More than half of drivers exceeded the speed limit on 30mph roads during 2019, new figures show.
Department for Transport (DfT) analysis of these roads across Britain found that 54% of cars were driven too fast during free-flow conditions last year.
This is compared with 50% on motorways and 9% on 60mph roads.
A fifth of cars exceeded 30mph limits by more than 5mph, while 6% were recorded doing at least 40mph. The average speed driven in the zones – which are generally in built-up areas – was 31mph.
Some 86% of cars were found to exceed 20mph limits but the DfT said this figure should be “interpreted with additional caution”. This is because many 20mph roads in quieter, residential areas have traffic calming measures, making them unsuitable for the research.

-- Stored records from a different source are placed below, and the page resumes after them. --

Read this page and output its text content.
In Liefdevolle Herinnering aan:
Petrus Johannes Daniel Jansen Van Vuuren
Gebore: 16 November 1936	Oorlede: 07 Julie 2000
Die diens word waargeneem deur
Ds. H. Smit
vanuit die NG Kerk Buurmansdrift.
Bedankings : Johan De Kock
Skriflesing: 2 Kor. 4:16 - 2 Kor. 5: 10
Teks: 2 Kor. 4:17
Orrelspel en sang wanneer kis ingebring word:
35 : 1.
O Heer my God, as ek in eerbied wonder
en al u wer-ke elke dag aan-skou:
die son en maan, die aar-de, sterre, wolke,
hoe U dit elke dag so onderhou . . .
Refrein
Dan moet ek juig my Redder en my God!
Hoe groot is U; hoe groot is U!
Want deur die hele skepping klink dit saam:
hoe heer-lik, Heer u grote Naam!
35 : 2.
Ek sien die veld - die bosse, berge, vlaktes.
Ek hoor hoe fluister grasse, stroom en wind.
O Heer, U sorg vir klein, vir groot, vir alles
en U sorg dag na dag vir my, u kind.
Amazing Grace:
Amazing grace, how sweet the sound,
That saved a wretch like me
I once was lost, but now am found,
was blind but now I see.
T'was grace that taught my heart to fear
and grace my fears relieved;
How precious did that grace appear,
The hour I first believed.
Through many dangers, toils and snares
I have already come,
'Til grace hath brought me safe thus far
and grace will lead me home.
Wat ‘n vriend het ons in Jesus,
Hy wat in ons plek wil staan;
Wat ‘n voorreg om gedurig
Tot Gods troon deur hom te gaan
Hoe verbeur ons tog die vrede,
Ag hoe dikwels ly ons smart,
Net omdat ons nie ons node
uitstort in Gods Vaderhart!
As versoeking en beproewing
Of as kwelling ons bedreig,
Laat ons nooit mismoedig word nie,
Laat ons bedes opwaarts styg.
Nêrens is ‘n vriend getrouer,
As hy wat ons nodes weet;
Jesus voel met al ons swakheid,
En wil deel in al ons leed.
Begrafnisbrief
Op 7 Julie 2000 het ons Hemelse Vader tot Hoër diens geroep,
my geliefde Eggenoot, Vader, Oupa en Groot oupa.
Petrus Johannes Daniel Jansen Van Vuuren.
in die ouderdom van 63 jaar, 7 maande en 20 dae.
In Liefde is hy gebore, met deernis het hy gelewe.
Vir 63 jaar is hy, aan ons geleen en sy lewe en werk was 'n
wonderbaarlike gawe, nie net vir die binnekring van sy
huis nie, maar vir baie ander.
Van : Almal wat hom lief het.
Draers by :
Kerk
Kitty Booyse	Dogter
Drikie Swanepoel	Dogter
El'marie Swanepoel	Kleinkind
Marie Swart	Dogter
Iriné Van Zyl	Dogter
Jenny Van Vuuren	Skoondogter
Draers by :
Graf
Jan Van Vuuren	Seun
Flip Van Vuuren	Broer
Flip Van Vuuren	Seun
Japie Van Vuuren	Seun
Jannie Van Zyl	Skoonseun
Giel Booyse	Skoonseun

RAC road safety spokesman Simon Williams said: “These statistics are alarming. We know that during the days of strict lockdown there was a real prevalence of speeding in built-up areas.
“Breaking speed limits is illegal and puts everyone using the road in danger. It’s vital the Government’s review into road policing addresses the elephant in the room – a lack of enforcement.”
Road Safety Minister Baroness Vere said: “Speeding is illegal, reckless and puts people’s lives at unnecessary risk. That is why there are tough penalties and strict enforcement measures in place for those who disobey the law.
“We know it’s just as crucial though to change attitudes that lead to dangerous driving.
“Our road safety statement and its two-year action plan include aims to tackle speeding, while our Think! campaign targets risky driving behaviour by challenging social norms among high-risk young men.”
Let’s look at the bigger picture
Obviously speed limits are there for a reason, but the headline figure of “54% or drivers speeding on 30mph roads” is not necessarily as terrible as it is made out to be. Incidentally, the data is almost exactly the same as the same report last year (which covered 2018 traffic).
Just looking at the numbers discussed above, 74% of drivers were recorded at 34mph or less, with 20% doing 35-39mph and 6% recorded at at least 40mph. What is not mentioned is whether these speeds were brief spikes or sustained periods of time above the limit.
The average speed for the roads measured in this research was 31mph, so clearly the vast majority of drivers are respecting 30mph limits. Most police forces up and down the country wouldn’t bother to even administer a warning to a driver recorded at 31mph, let alone issue a penalty. Even at 34mph, which covers three-quarters of drivers, you’d probably struggle to find a police officer who would pull over a car to issue a penalty notice, and most speed camera installations have built-in allowances that won’t penalise drivers at less than 35mph.
Obviously you’re never going to get anyone from the government to say that even 1mph over the limit is acceptable, but suggestions that this data represents wholesale levels of “reckless” or “dangerous” behaviour are probably somewhat overblown.